Wednesday, November 4, 2009

Halloween

If I may be unapologetically honest, I've really grown disappointed with how holidays have evolved. Commercialism and political correctness have successfully soured everything that was ever fun and personal about any choice holiday.

Except Halloween.

Halloween is one "holiday" that has actually benefited from the marketed hype. It's a day to not be taken seriously in any regard. With free candy, ridiculous costumes, a celebration of pseudo-sadism, and for many an excuse to combine "cute" with "slutty as humanly possible," All Hallows Eve is no longer a day of evil spirits and endless fear but rather just a running gag. It's a day that makes fun of itself -- a self-deprecating joke that never gets old.

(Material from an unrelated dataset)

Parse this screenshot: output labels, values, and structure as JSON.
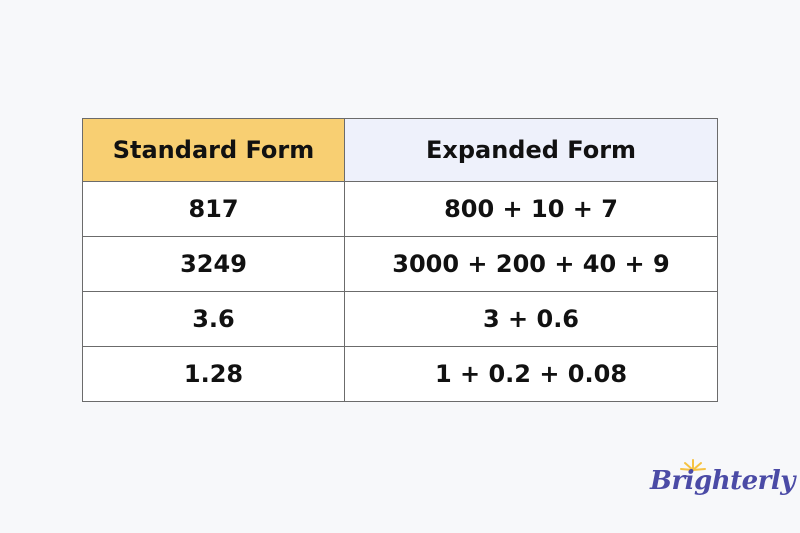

That is why Halloween is phenomenal: it will never run out of steam because it only gets more absurd each year. And in Halloween's case, absurdity is the lasting tradition.

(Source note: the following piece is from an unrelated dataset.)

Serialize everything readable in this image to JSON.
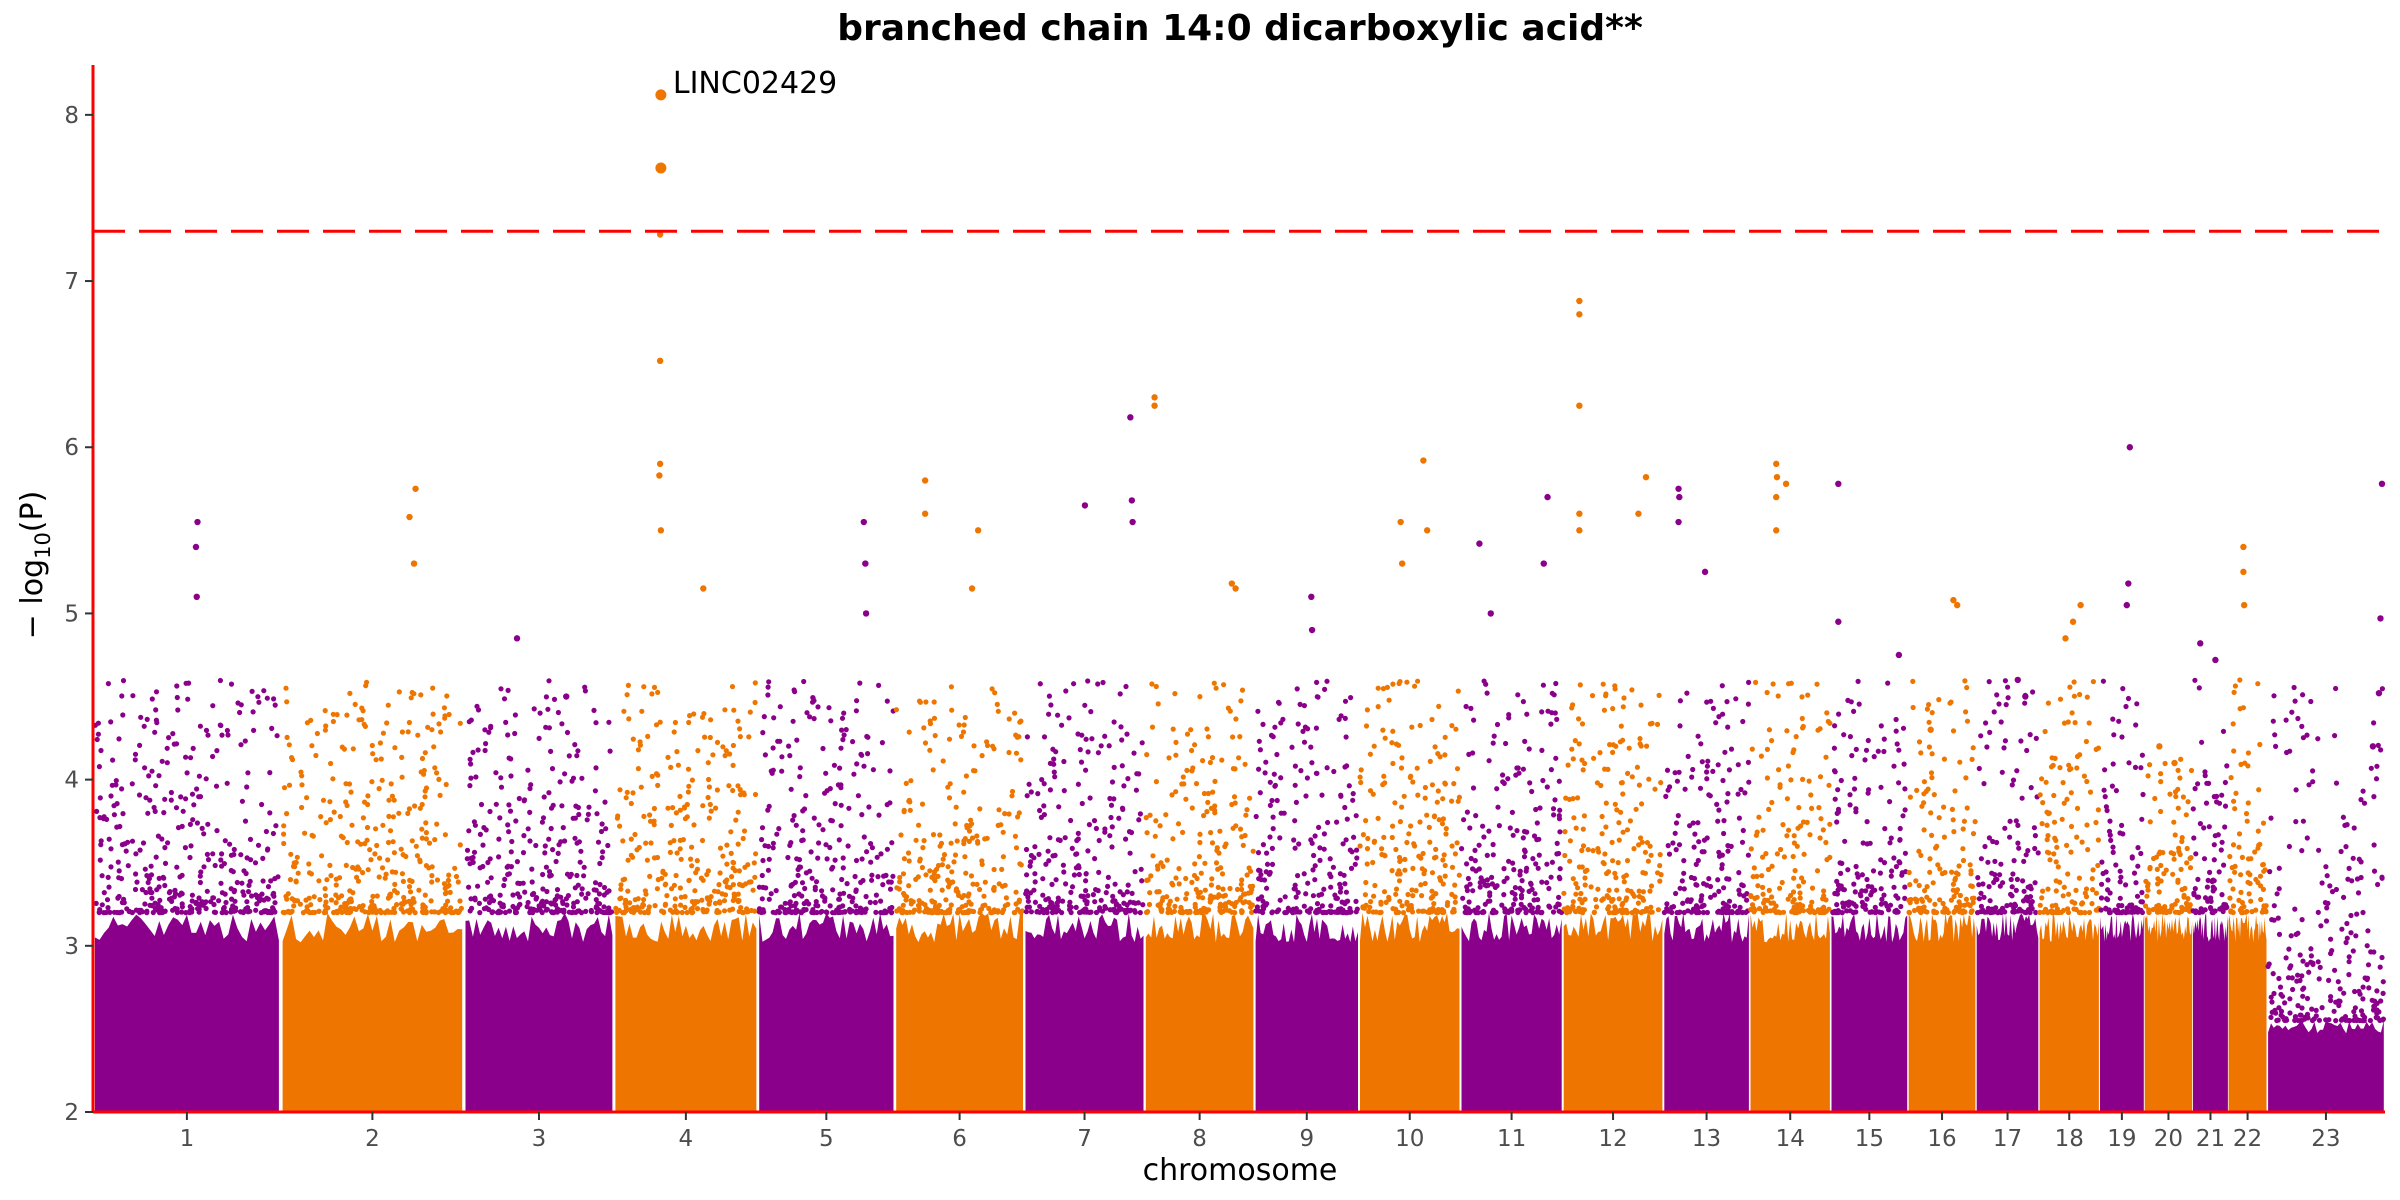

Take for example my grocery shopping trip on Halloween this year. While I'm pushing a cart of frozen pizzas around, I scoot past the following costumed people: a black cat, a Bob Ross imposter, and a very obese person in very, very short jorts. (Check that -- I'm not entirely certain that last one was a costume.) And my fellow shoppers' reactions? Complete nonchalance. There is no other calendar day where this happens. Wear an ultra-low-cut Rainbow Brite outfit on October 31 and you're hilarious and curiously sexy; wear it on November 1 and you're a sociopathic whore. And that's the beauty of it. You get one day annually to look, dress, and act as big a fool as your imagination can devise, and the general response from any given passerby is total tolerance. Suddenly the typical freaks are customary and the typically customary are freaks -- and lame.

Imagine working the 11pm-3am shift at Taco Bell or White Castle on Halloween night. Could that not be the greatest gig? Employees must fight for that shift. If I worked there, I'd put in my request for that shift around July. Of the previous year. Think of all the celebrity impersonators, fake blood, outlandish wigs, overflowing cleavage, and costumed innuendos -- most of which reek of booze and other influencing pastimes -- you'd encounter all night. Something about a guy in zombie flesh paint and a mullet made of horse hair sincerely trying to order a beef and bean burrito strikes me as endless entertainment and far better than any Halloween throwdown I've been to.

Which leads me to a shrewd, marketable suggestion to all the late-night joints: throw a Halloween party. Think about that, an all-out Halloween bash at your local Waffle House. Man, they wouldn't be able to cook the batter fast enough.

1 comment:

  1. I love Halloween. And I'm not going to lie...I take advantage of being a little more risque than normal! But a girl never knows when she's gonna lose her figure to having babies...we have to live it up while we still have the body to do so!